The Web can also offer a warmer and more inclusive community for women who might not otherwise make same-gender connections. Erotica says that meeting fellow girl writer Diva online "opened my eyes that there were other females out there who love the art form with as much respect for themselves as I did."

One look at such a digital meeting place can reveal that a dissection of gender issues isn't everybody's cup of tea. On the Writers' Forum discussion group, artist Antik rants: "This is the kinda shit I hate. Getting into male and female garbage.... So many times when a deejay rolls into town and happens to be female, she gets paraded around like some long lost newly discovered creature. Who gives a fuck with something like graffiti or dee-jaying if you're a guy or a girl? Really... it makes no damn bit of difference."

Yet the women themselves identify strongly with their status as girls playing a boys' game.
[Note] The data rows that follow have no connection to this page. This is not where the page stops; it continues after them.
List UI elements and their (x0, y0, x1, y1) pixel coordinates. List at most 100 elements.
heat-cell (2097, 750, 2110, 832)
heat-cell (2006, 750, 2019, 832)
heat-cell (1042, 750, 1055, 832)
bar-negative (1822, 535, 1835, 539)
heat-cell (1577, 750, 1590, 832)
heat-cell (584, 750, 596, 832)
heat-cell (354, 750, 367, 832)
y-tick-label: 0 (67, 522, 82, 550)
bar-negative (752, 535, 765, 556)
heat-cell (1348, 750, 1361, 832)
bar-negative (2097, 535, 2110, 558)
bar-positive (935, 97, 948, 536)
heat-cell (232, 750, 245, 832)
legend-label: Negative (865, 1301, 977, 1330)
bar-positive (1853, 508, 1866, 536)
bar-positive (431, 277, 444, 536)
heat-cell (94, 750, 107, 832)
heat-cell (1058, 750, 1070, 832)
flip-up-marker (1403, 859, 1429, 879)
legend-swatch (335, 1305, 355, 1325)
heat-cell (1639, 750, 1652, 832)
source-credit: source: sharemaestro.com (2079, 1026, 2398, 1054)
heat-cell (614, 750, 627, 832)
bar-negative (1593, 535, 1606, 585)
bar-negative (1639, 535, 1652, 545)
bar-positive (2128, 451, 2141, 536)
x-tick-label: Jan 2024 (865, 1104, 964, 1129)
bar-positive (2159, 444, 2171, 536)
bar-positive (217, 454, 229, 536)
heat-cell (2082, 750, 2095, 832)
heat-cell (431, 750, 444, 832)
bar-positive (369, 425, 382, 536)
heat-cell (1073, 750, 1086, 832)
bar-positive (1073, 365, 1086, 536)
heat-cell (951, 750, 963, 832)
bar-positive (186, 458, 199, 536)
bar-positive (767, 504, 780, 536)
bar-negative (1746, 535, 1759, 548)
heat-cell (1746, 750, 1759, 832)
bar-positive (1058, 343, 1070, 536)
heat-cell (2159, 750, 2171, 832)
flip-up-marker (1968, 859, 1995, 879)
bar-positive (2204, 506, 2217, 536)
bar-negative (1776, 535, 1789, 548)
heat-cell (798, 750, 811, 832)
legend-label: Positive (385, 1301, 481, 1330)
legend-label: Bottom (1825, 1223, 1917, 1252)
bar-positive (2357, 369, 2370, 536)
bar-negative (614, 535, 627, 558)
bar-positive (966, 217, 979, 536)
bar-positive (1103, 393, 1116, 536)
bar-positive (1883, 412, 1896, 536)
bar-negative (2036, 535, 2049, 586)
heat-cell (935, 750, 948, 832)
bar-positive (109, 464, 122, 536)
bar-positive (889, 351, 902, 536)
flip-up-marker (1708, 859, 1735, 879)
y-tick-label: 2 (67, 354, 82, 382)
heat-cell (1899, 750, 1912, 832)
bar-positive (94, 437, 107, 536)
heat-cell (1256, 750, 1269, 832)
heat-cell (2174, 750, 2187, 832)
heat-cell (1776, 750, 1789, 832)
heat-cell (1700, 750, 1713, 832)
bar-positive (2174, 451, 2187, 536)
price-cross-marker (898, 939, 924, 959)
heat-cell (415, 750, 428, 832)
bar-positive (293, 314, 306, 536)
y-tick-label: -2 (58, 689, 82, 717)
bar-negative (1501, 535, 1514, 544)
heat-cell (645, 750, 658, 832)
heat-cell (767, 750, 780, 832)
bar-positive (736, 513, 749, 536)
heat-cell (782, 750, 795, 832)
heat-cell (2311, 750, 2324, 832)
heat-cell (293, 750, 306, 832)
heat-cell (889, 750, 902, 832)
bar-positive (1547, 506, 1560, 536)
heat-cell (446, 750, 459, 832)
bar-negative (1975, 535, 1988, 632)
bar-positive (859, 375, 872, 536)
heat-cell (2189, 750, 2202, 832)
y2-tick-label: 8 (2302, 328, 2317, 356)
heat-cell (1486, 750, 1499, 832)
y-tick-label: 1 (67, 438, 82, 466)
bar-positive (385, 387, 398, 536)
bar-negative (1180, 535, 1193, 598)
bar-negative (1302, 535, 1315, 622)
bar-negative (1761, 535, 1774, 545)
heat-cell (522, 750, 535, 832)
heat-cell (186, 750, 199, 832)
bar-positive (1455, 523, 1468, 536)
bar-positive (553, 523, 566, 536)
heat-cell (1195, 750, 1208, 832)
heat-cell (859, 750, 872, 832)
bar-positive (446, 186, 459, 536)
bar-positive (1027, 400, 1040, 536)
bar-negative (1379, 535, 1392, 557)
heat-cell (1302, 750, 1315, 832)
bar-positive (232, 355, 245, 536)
At 23, Australian-based Tash is one of the more established female writers worldwide. She says she started writing in primary school because she was "sick of try-hard chicks around me who did nothing positive for the culture (except fucking the b-boys)."

In the end, it's only the love of the lifestyle that strings together this scattered group of individuals who humanize our cities, imposing structures. As writer Diva says: "I never thought picking up a can that one time would change my life so drastically so quickly ... it was like giving drugs to a drug addict."